Critical Concerns Impacting Black Women

with Shavon Arline-Bradley of the National Council of Negro Women (NCNW)

For nearly 90 years, the National Council of Negro Women (NCNW) has worked to advance opportunities and quality of life for women of African descent.

Shavon Arline-Bradley,President and CEOof the National Council of Negro Women (NCNW), joins host Tetiana Anderson to discuss the organization’s “core four” —priority programs grounded on a foundation of critical concerns.

Posted on:

January 31, 2024

Hosted by: Tetiana Anderson
Produced by: National Newsmakers Team

Anderson: Influential educator Dr. Mary McLeod Bethune was an activist who fought for the advancement of Black Americans, especially Black women. Recognizing a need for unity and action led her to create the National Council of Negro Women in 1935. Hello, and welcome to "Comcast Newsmakers." I'm Tetiana Anderson. For more than 50 years, Dr. Dorothy Height was president of the National Council of Negro Women. Working closely with Dr. Mary McLeod Bethune and others, they addressed critical issues that affected the quality of life for African American women, their families, and their communities. Nearly 90 years later, the organization's mission remains the same.
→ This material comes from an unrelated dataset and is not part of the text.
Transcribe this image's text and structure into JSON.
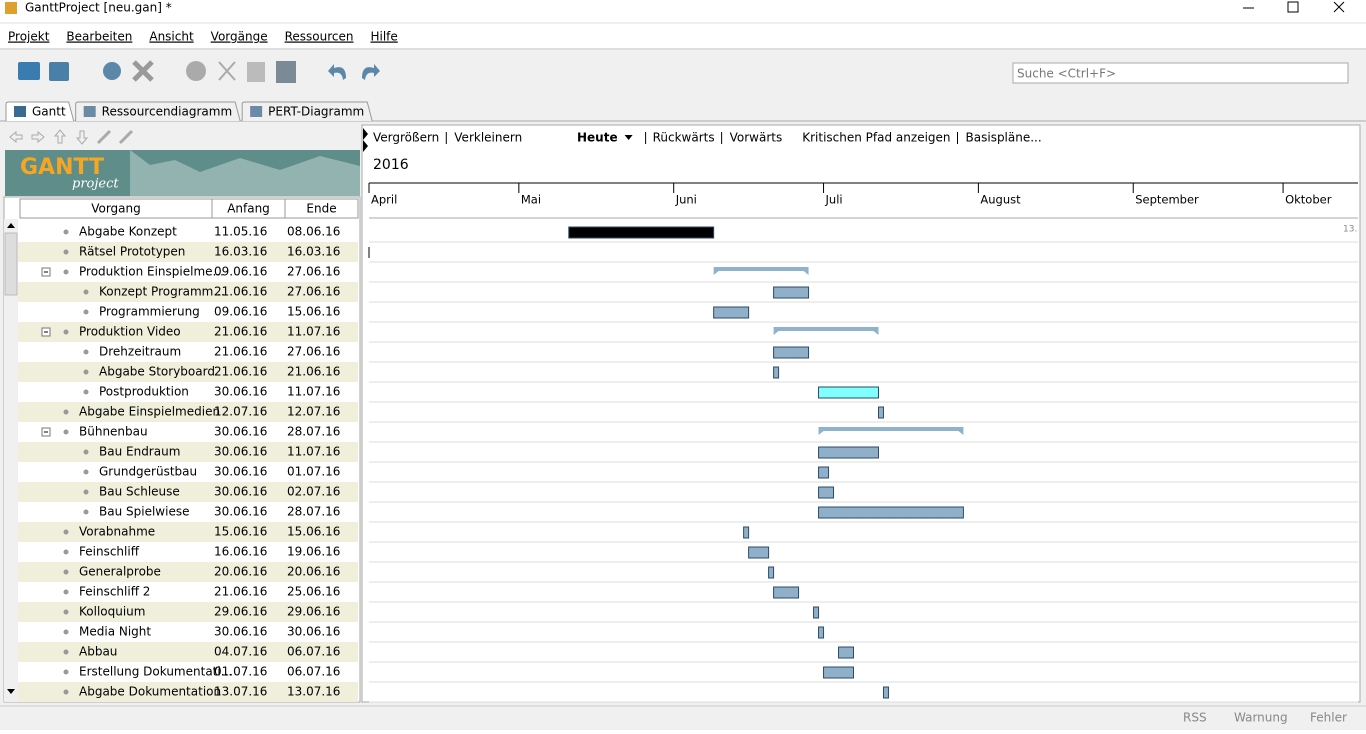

Joining me to talk all about this is Shavon Arline-Bradley. She is the President and CEO of the National Council of Negro Women, or NCNW. Shavon, thank you so much for being here.

Arline-Bradley: It's wonderful to be with you.

Anderson: So, as we just heard, the organization has a rich mission and a history. Why, though, after all these years, is the mission the same?

Arline-Bradley: Well, in 1935, when Dr. Bethune gathered a little over 20 African American women's organizations, she was fighting for issues around voting, economic access, and education. And now, present day, we find ourselves still fighting for those same rights to ensure that our communities have access to the same rights as others. And Black women seem to be on the top of those lists.

Anderson: So, today, to serve your core population, you are focusing on something you call the core four, and we're talking about health equity, education, economic justice, and social justice. And within these priorities, I'm wondering, what's the most urgent, and what you're doing to address it?

Arline-Bradley: Yeah, we're really looking at equal pay for Black women, where we find 65 cents on a dollar is made by Black women, in comparison to their counterparts, but also issues around healthcare, access to education, and jobs. We are now pushing out programs that will ensure that women of African descent have access and are able to prepare an opportunity for the future.

Anderson: You guys call yourself an organization of organizations, in part because it really takes a big network to get the job done that you all are doing. So I'm wondering if you can explain what that means and how you actually execute all this work.

Arline-Bradley: Well, that phrase was coined by Dr. Bethune. And what she said was, "I want to bring together the women of our community to ensure that we're able to connectively use this network." Well, we are using now from 22 to 35 national Black women's organizations. Sororities in the Divine Nine, faith leaders, and other organizations have aligned with us. And now, we have reached over 2 million women because we have over 340 campus and community-based sections. So, we are networked and we are together.

Anderson: And you are also the first president and CEO of NCNW in its history. As you sort of chart a path forward for your tenure, and with this new organizational structure, what are your plans for the future?

Arline-Bradley: Well, you know, our plan is to stay another 88 years. Our goal is to ensure that we lead, educate, and empower women of African descent and their families. We are now pushing to change our infrastructure, we're mobilizing our people, we're advancing policy, and we're revitalizing our programs. Our plan is to ensure that NCNW is present in households across this country, and also to go international. We're expanding, just like Dr. Height did in the '60s. So more to come from NCNW.

Anderson: Important work. And I know people are going to want to know more. So what is your website? Where can they look?

Arline-Bradley: Well, this is the fun part. We want everyone to log on our website. You'll see our social-media access. And we also want folks to know that NCNW is available for children and even men. So we are one community connected around these issues.

Anderson: Shavon Arline-Bradley of the National Council of Negro Women. Thank you so much for being here.

Arline-Bradley: Thank you for having me.

Anderson: And thanks to you, as well, for watching. As always, for more great conversations with leaders in your own community and across the nation, visit I'm Tetiana Anderson.